Gendu had never been seen or heard of since until last year when Tibet's new governor, Padma Choling, was quoted by the Times of London as saying the young man, now 20, is still living in Tibet, where "his brothers and sisters are at university or are doing regular work," presumably much as the famed last Emperor Pu Yi ended up working as a gardener in the Beijing Botanical Gardens.

The official "gave no hint as to the family's whereabouts but repeated the Communist Party's mantra: "'As far as I know, his family and he are now living a very good life in Tibet. He and his family are reluctant to be disturbed. They want to live an ordinary life.'"
As with the best fake Gucchi bag, China's version of the Panchen Lama seems to be quite good quality. An Agence-France Presse report recently quoted the Dalai Lama during his first Twitter message as saying "As far as I understand, he (the new Panchen Lama) is very intelligent.  As far as Buddhist scripture,he is making a lot of effort. But the people have certain suspicions about him, on whether or not his interpretations of Buddhist scriptures will be effective. This is very important and it will depend on he himself."
Nonetheless, the selection of Gyaltsen Norbu as the Panchen Lama, and then as vice president of the Buddhist Association of China earlier this year, provoked a sharp reaction from the Dharamsala-based Tibetan government-in-exile, which called it "another attempt" by China to undermine the popularity of the exiled leader the Dalai Lama

Presumably, the Chinese authorities are keeping a close eye on the dethroned child, wherever he may be, after their experience with Ogyen Trinley Dorjee, who was named the Karmapa Lama, the spiritual leader of the Black Hat sect, by the Chinese at the age of 7 as Tibet's first living Buddha. The Black Hat sect is one of four major schools of Tibetan Buddhism, behind only the Dalai Lama and Panchen Lama in the Tibetan spiritual hierarchy.

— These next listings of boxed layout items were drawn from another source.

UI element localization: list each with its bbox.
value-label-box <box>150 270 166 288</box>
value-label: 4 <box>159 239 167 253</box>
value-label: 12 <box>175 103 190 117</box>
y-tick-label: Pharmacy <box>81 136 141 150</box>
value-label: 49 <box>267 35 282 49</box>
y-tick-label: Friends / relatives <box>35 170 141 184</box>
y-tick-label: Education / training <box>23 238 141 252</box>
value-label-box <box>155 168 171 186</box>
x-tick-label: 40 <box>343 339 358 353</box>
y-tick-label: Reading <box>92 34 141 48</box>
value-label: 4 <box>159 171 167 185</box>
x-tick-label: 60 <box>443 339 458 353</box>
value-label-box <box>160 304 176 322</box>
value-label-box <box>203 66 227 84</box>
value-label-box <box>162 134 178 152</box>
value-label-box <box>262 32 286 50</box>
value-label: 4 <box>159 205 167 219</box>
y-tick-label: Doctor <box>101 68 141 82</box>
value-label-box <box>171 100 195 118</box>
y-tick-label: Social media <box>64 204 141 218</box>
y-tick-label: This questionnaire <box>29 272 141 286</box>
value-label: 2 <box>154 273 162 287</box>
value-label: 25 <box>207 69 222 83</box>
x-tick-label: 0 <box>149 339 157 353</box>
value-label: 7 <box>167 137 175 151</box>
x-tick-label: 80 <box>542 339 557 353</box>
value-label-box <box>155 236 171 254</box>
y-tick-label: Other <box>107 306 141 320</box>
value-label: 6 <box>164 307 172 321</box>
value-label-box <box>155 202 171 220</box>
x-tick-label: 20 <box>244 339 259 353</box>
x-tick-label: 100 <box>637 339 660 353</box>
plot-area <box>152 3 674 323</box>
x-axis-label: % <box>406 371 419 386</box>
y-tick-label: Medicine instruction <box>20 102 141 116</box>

As Asia Sentinel reported on May 10, unfortunately for the Chinese, in December 1999 the Karmapa, then 14, pretended to go into seclusion but instead slipped out a window of the Tsurpu Monastery with a handful of attendants and escaped across some of the most forbidding terrain on the planet by foot, horseback, train and helicopter, making world headlines and embarrassing the Chinese. He ended up in Dharamsala with the Dalai Lama, a living repudiation of the Chinese attempt to co-opt him. He remains in Dharamsala, also the subject of a battle with another youth as to who is the real Karmapa. Some suspicious individuals believe that, despite the endorsement of the Dalai Lama, Dorjee was sent by China as a spy although there has been no evidence of that.

The Chinese are taking no chances with either the real Panchen Lama or their copy. According to the Associated Press story, Gyaltsen, the counterfeit Panchen Lama, who is based in Beijing, "is visiting major religious sites in Tibet, state media reported Tuesday, part of efforts to expand his influence in the restive Tibetan region." It was his first trip to Lhoka since he was appointed the Tibetan religion's second-most revered figure. Gyaltsen was reported as having visited Lhasa and monasteries in and around the city over the weekend. On Sunday, he made his first official visit to the 900-year-old Reting Monastery a few hours north of Lhasa, Xinhua said. On Monday, he held prayer services in Lhoka, known in Chinese as Shannan, and blessed thousands of devotees, according to the report.

"I am very happy because it has been my dream to come to Shannan and hold a prayer service here," the Panchen Lama was quoted as telling local government officials. Most temples in Tibet display only photographs of his predecessor, who died of a heart attack at his monastery in Xigaze in 1989. Although most of the monks in Tibetan monasteries now are approved by the state, visitors can usually get a huge rise out of them by surreptitiously showing them photos of the Dalai Lama.